It appears most probable that IRM's core businesses of storage should qualify for REIT status, but it does offer many services that may not be properly defined as a real estate investment. One of the main issues may be how IRM defines its revenue, and that services are less clearly real estate related than the rental model that traditional document storage uses. In order to qualify as a REIT, a company must invest at least 75 percent of its assets in real estate and obtain at least 75 percent of its gross income from rent on that real estate and/or interest on mortgages.
Despite IRM's uncharacteristic real estate business model, the business of storage is generally accepted for REIT status. For example, most of the larger companies in the businesses of personal storage, such as Public Storage (PSA), and corporate digital datacenter management, such as Digital Realty Trust (DLR), qualify as REITs. This more recent scrutiny indicates the IRS may be re-examining whether datacenters should qualify as rentable real estate.
It appears likely that the core businesses of hard document storage and management should qualify, and that IRM may be better-off if it re-characterized certain data services as in a manner that makes the revenue derived from a form more like a lease. Nonetheless, it may certainly be the case that some business segments should be divested from IRM in order to the transition to be completed and for IRM to be a proper REIT.
If the IRS concludes that IRM's current mix is not suitable for REIT status, but IRM wants to modify itself so it can still convert, the company will still have the ability to either spin-off or sell those units that are most accountable for its inability to qualify. This may be a sensible course of events, especially considering how ideal IRM's core business appears for the REIT model. Other businesses that recently converted to REITs have had to do so. For example, before Weyerhaeuser (WY) converted to a timber REIT, it divested itself of its fine paper business by combining it with Domtar's (UFS), and WY also subsequently sold numerous other smaller non-core segments.

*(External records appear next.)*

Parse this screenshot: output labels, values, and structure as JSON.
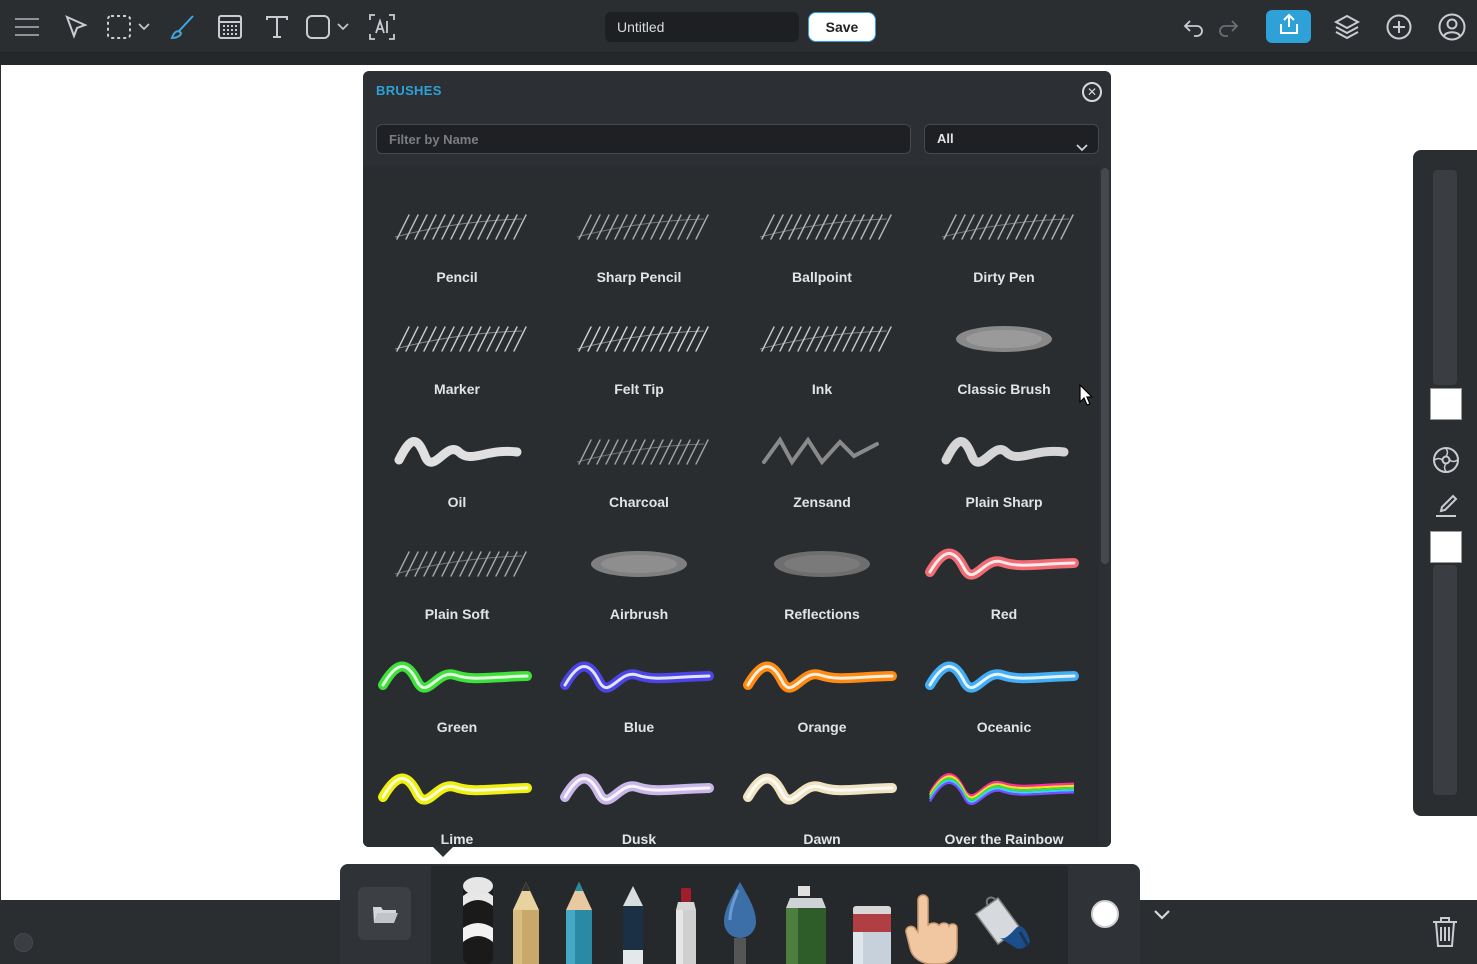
{
  "toolbar": {
    "document_title": "Untitled",
    "save_label": "Save",
    "icons": [
      "menu-icon",
      "select-arrow-icon",
      "marquee-select-icon",
      "brush-icon",
      "gradient-fill-icon",
      "text-icon",
      "shape-icon",
      "ai-icon",
      "undo-icon",
      "redo-icon",
      "share-icon",
      "layers-icon",
      "add-icon",
      "account-icon"
    ],
    "accent_color": "#2ea1d8"
  },
  "brush_panel": {
    "title": "BRUSHES",
    "filter_placeholder": "Filter by Name",
    "category_selected": "All",
    "brushes": [
      {
        "name": "Pencil",
        "style": "sketch",
        "color": "#bbbbbb"
      },
      {
        "name": "Sharp Pencil",
        "style": "sketch",
        "color": "#a8a8a8"
      },
      {
        "name": "Ballpoint",
        "style": "sketch",
        "color": "#b5b5b5"
      },
      {
        "name": "Dirty Pen",
        "style": "sketch",
        "color": "#b0b0b0"
      },
      {
        "name": "Marker",
        "style": "sketch",
        "color": "#c8c8c8"
      },
      {
        "name": "Felt Tip",
        "style": "sketch",
        "color": "#d0d0d0"
      },
      {
        "name": "Ink",
        "style": "sketch",
        "color": "#c5c5c5"
      },
      {
        "name": "Classic Brush",
        "style": "blob",
        "color": "#9a9a9a"
      },
      {
        "name": "Oil",
        "style": "thick",
        "color": "#e0e0e0"
      },
      {
        "name": "Charcoal",
        "style": "sketch",
        "color": "#a0a0a0"
      },
      {
        "name": "Zensand",
        "style": "wave",
        "color": "#8a8a8a"
      },
      {
        "name": "Plain Sharp",
        "style": "thick",
        "color": "#d5d5d5"
      },
      {
        "name": "Plain Soft",
        "style": "sketch",
        "color": "#a5a5a5"
      },
      {
        "name": "Airbrush",
        "style": "blob",
        "color": "#8e8e8e"
      },
      {
        "name": "Reflections",
        "style": "blob",
        "color": "#7a7a7a"
      },
      {
        "name": "Red",
        "style": "color",
        "color": "#f06b73"
      },
      {
        "name": "Green",
        "style": "color",
        "color": "#3ee03a"
      },
      {
        "name": "Blue",
        "style": "color",
        "color": "#4b45e8"
      },
      {
        "name": "Orange",
        "style": "color",
        "color": "#ff8a12"
      },
      {
        "name": "Oceanic",
        "style": "color",
        "color": "#41aef5"
      },
      {
        "name": "Lime",
        "style": "color",
        "color": "#f0f010"
      },
      {
        "name": "Dusk",
        "style": "color",
        "color": "#c9b7ea"
      },
      {
        "name": "Dawn",
        "style": "color",
        "color": "#efe3c2"
      },
      {
        "name": "Over the Rainbow",
        "style": "rainbow",
        "color": "#3ad0ff"
      }
    ]
  },
  "tool_tray": {
    "tools": [
      "folder-icon",
      "roller-brush-tool",
      "pencil-tool",
      "colored-pencil-tool",
      "fountain-pen-tool",
      "marker-tool",
      "paintbrush-tool",
      "spray-can-tool",
      "eraser-tool",
      "finger-smudge-tool",
      "bucket-fill-tool"
    ],
    "current_color": "#ffffff"
  },
  "right_panel": {
    "primary_color": "#ffffff",
    "secondary_color": "#ffffff"
  }
}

A large portion of IRM's customer base is composed of large corporate clients that have used the company's services for many years. These clients are unlikely to switch, from IRM especially considering the level of trust and reliability that IRM has established, and can therefore be considered long-term tenants. Moreover, IRM already holds these clients' old documents, and it would simply be inconvenient, expensive and downright dangerous move them without being forced to do so. This business is pretty perfect for a REIT, and the cash flow that it generates should support a stable and growing REIT dividend.
Beyond its long-standing business, Iron Mountain also owns warehouses filled with servers that hold and manage digital data, and the company, as well as the market, appears mostly concerned with whether those assets will constitute real estate. Similarly, the IRS is scrutinizing Equinix (EQIX), which is more specifically virtual in its real estate.

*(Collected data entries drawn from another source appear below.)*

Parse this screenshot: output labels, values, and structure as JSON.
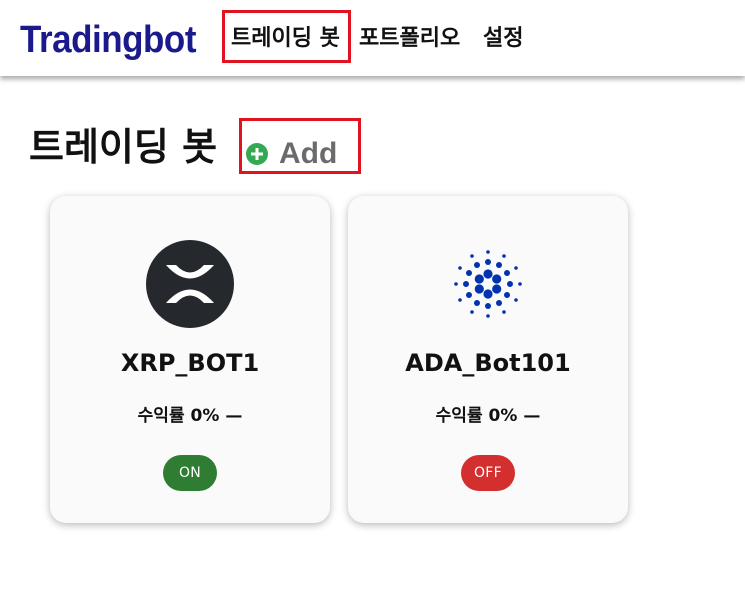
{
  "navbar": {
    "brand": "Tradingbot",
    "items": [
      {
        "label": "트레이딩 봇"
      },
      {
        "label": "포트폴리오"
      },
      {
        "label": "설정"
      }
    ]
  },
  "main": {
    "title": "트레이딩 봇",
    "add_label": "Add"
  },
  "bots": [
    {
      "name": "XRP_BOT1",
      "profit_label": "수익률",
      "profit_value": "0%",
      "trend": "—",
      "status": "ON",
      "status_color": "#2e7d32",
      "icon": "xrp-logo-icon"
    },
    {
      "name": "ADA_Bot101",
      "profit_label": "수익률",
      "profit_value": "0%",
      "trend": "—",
      "status": "OFF",
      "status_color": "#d32f2f",
      "icon": "cardano-logo-icon"
    }
  ],
  "colors": {
    "brand": "#1a1a8c",
    "highlight": "#e0141e",
    "add_icon": "#34a853"
  }
}
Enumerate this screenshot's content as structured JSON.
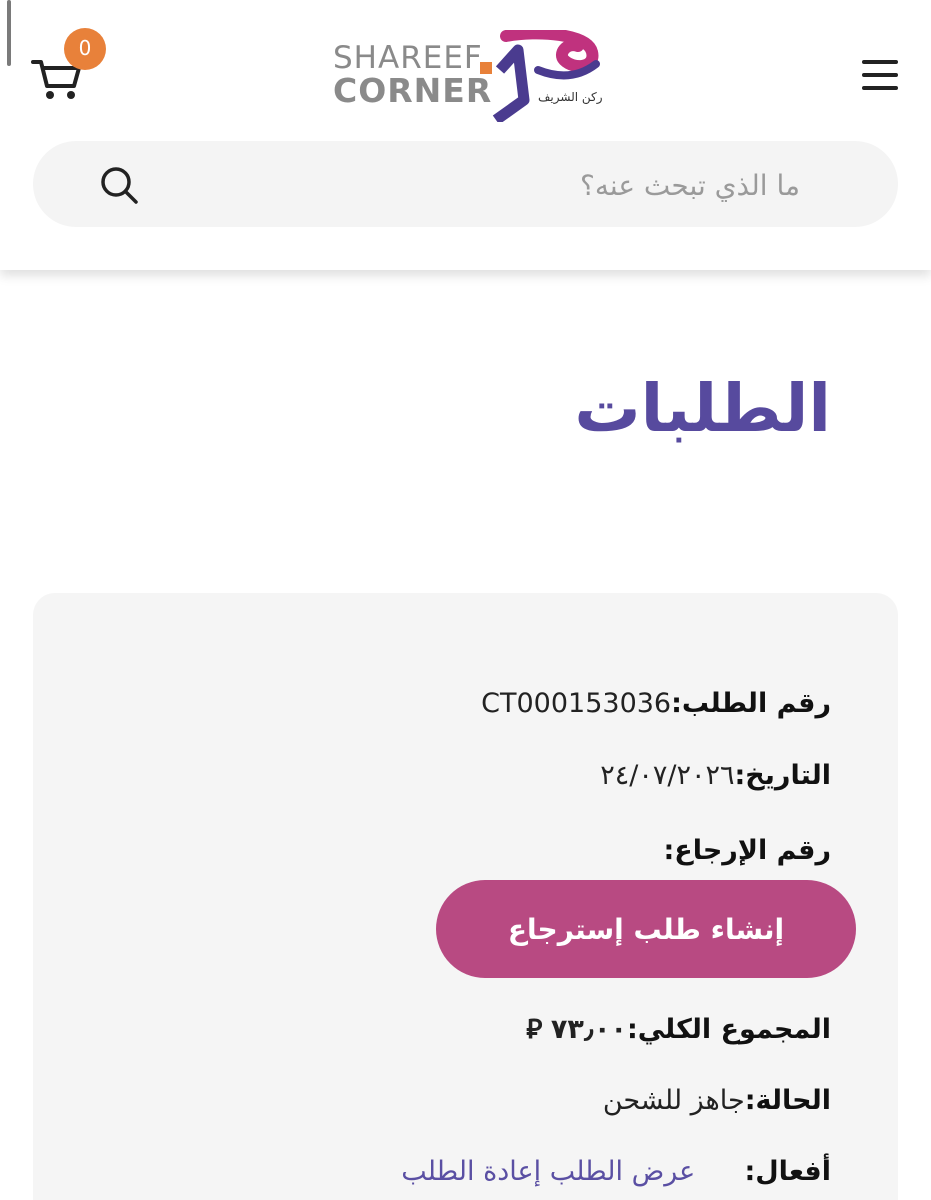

Current legal standards indicate that racking structures should be considered real estate for REIT purposes, and the existence of Digital Realty Trust and DuPont Fabros Technology (DFT) as REITs appears to confirm this. These REITs may have just as much to lose, if not more than IRM and EQIX, if the IRS concludes that such businesses are improper for REIT status.
Nonetheless, it appears more probable that EQIX and IRM will qualify as REITs, either in their current forms or after making some minor modifications, and that IRM's core business is certainly suitable for REIT status. As a result, the most likely occurrence is that this IRS scrutiny delays and/or complicates IRM's inevitable REIT conversion. If that is the case, this most recent downturn would represent a short-term fire-sale opportunity.